For giggles, let's try our prompt with a higher end model:

In [12]:
from openai import OpenAI
import os
client = OpenAI(api_key=os.environ.get("OPENAI_API_KEY"))
MODEL="gpt-4o"

completion = client.chat.completions.create(
    model = MODEL,
    messages=[
        {"role": "system", "content": "You are a helpful assistant with expertise in electrical engineering."},
        {
            "role": "user",
            "content": PROMPT_TEMPLATE
        }
    ]
)

print("Assistant: " + completion.choices[0].message.content)

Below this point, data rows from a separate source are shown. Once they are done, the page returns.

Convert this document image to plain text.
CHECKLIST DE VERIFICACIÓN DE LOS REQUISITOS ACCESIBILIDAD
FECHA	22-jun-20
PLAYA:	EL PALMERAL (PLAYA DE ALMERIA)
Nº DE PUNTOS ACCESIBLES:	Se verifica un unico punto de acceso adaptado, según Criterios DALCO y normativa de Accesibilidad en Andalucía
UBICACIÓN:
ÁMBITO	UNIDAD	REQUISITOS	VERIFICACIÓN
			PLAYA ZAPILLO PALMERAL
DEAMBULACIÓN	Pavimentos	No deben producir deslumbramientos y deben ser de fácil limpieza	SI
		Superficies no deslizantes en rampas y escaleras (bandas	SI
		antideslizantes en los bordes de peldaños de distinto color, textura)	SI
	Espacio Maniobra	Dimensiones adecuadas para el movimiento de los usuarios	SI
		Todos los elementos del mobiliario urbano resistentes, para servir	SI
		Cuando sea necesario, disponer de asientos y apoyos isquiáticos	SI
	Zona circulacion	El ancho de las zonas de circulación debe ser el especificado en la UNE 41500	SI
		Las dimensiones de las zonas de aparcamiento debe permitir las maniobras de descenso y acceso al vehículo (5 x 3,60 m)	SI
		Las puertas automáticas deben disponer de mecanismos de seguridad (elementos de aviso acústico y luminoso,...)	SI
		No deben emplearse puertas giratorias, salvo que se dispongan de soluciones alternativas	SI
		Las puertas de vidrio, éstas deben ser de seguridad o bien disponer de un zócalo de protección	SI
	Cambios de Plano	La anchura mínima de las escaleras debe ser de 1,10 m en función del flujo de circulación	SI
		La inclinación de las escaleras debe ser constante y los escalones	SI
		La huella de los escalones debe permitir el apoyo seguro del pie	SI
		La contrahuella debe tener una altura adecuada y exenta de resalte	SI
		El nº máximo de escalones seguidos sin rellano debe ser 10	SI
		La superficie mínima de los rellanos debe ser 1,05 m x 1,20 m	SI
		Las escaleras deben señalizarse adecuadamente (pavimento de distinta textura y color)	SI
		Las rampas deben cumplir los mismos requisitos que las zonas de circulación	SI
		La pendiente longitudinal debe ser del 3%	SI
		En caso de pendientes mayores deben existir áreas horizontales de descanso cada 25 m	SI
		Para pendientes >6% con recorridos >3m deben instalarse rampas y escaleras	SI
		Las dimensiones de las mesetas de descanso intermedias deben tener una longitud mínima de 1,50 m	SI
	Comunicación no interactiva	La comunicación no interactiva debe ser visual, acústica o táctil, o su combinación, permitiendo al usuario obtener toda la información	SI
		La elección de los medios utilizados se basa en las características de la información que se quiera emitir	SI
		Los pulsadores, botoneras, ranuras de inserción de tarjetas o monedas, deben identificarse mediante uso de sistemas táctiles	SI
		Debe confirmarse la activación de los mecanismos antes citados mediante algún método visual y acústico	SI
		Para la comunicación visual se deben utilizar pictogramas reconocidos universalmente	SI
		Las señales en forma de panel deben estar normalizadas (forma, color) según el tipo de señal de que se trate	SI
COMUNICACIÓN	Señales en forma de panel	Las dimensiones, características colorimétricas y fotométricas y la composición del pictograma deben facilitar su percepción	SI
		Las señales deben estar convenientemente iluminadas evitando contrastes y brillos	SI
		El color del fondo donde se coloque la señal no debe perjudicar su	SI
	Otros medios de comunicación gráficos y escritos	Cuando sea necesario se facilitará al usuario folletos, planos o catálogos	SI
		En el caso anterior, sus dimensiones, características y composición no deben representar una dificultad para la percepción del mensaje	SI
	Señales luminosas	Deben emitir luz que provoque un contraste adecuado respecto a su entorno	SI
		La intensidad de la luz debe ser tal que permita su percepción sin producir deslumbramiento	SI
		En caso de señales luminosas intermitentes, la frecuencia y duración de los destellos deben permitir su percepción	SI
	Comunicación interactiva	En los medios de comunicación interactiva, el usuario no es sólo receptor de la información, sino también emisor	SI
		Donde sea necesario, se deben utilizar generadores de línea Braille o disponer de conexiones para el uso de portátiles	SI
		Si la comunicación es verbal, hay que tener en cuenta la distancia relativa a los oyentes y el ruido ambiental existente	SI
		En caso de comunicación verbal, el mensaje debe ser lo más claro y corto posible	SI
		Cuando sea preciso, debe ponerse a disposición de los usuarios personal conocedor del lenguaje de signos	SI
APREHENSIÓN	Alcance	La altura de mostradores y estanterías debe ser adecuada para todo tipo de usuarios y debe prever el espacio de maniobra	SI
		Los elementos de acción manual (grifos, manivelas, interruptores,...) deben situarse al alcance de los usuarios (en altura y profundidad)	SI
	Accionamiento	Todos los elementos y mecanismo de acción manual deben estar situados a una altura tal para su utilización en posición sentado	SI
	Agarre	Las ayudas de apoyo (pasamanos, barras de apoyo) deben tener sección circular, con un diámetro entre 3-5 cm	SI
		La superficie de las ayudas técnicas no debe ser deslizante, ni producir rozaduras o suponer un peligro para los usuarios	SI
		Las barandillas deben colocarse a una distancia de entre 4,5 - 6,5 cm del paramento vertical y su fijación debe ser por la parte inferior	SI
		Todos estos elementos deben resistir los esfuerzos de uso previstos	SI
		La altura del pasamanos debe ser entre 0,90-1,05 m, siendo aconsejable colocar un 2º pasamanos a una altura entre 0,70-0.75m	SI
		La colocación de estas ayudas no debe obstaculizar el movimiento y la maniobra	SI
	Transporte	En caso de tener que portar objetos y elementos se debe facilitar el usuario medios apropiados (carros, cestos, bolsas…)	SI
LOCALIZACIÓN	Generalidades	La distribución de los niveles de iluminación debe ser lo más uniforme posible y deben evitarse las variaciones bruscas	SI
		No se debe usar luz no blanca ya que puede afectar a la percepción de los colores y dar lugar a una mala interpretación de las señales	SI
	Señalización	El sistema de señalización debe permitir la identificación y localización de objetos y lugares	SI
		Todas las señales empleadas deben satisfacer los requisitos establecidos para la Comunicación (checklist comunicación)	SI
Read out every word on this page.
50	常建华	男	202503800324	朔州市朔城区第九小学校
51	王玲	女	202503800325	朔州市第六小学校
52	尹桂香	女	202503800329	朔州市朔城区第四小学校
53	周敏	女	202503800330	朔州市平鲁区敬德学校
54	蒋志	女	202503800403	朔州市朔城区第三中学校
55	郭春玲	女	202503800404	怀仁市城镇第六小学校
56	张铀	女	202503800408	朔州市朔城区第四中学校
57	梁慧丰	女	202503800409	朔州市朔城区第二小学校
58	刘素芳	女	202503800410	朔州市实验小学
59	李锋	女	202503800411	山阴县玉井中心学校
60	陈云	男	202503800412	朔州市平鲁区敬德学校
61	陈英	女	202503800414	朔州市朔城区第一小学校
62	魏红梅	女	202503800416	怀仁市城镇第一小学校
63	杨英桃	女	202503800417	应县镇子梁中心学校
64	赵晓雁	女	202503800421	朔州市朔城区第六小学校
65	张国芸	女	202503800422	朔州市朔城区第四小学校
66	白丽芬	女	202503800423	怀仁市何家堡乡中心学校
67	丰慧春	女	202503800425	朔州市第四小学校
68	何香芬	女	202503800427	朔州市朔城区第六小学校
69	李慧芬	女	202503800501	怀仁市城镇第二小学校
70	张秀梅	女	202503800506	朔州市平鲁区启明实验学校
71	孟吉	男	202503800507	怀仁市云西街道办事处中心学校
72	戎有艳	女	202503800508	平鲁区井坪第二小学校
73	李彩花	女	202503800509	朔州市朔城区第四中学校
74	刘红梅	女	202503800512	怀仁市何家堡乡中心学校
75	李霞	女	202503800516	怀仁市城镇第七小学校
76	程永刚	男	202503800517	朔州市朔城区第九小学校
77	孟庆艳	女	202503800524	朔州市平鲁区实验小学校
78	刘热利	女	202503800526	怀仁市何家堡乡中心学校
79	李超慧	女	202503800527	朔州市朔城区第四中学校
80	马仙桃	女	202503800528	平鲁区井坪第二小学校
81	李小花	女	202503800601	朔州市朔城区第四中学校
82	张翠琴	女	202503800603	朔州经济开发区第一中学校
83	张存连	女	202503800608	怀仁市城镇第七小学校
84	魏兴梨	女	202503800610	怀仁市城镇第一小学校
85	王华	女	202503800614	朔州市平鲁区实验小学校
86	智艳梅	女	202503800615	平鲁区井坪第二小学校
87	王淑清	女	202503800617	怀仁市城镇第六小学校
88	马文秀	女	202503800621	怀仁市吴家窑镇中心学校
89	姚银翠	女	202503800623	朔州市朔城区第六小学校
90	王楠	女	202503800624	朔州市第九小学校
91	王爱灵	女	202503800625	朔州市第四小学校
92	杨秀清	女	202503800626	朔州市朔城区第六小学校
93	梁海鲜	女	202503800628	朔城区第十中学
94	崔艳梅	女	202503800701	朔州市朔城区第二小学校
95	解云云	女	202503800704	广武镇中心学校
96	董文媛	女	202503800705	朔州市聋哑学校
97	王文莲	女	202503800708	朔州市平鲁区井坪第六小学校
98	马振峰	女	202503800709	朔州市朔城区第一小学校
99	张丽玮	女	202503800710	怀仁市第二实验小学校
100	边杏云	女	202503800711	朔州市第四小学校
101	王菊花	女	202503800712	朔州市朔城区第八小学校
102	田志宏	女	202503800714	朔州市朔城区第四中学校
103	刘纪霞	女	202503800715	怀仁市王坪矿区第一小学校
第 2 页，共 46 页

Assistant: The EZ-Extender is a product that can be powered by the mating EZ-KIT Lite/EZ-Board. For information on jumper and connector settings required to power the extender, you should review the sections titled “Power” on page 2-8, as well as the “FPGA EZ-Extender Schematic” on page B-1, and the schematics in Appendix C. Additionally, before using any interfaces, the setup procedure in “Bluetooth EZ-Extender Setup” on page 1-3 should be followed. The document references a "Probing EI3 Extender Board Manual" for the EZ-Extender with revision 1.0 from August 2012, part number 82-000243-01, by Analog Devices, Inc.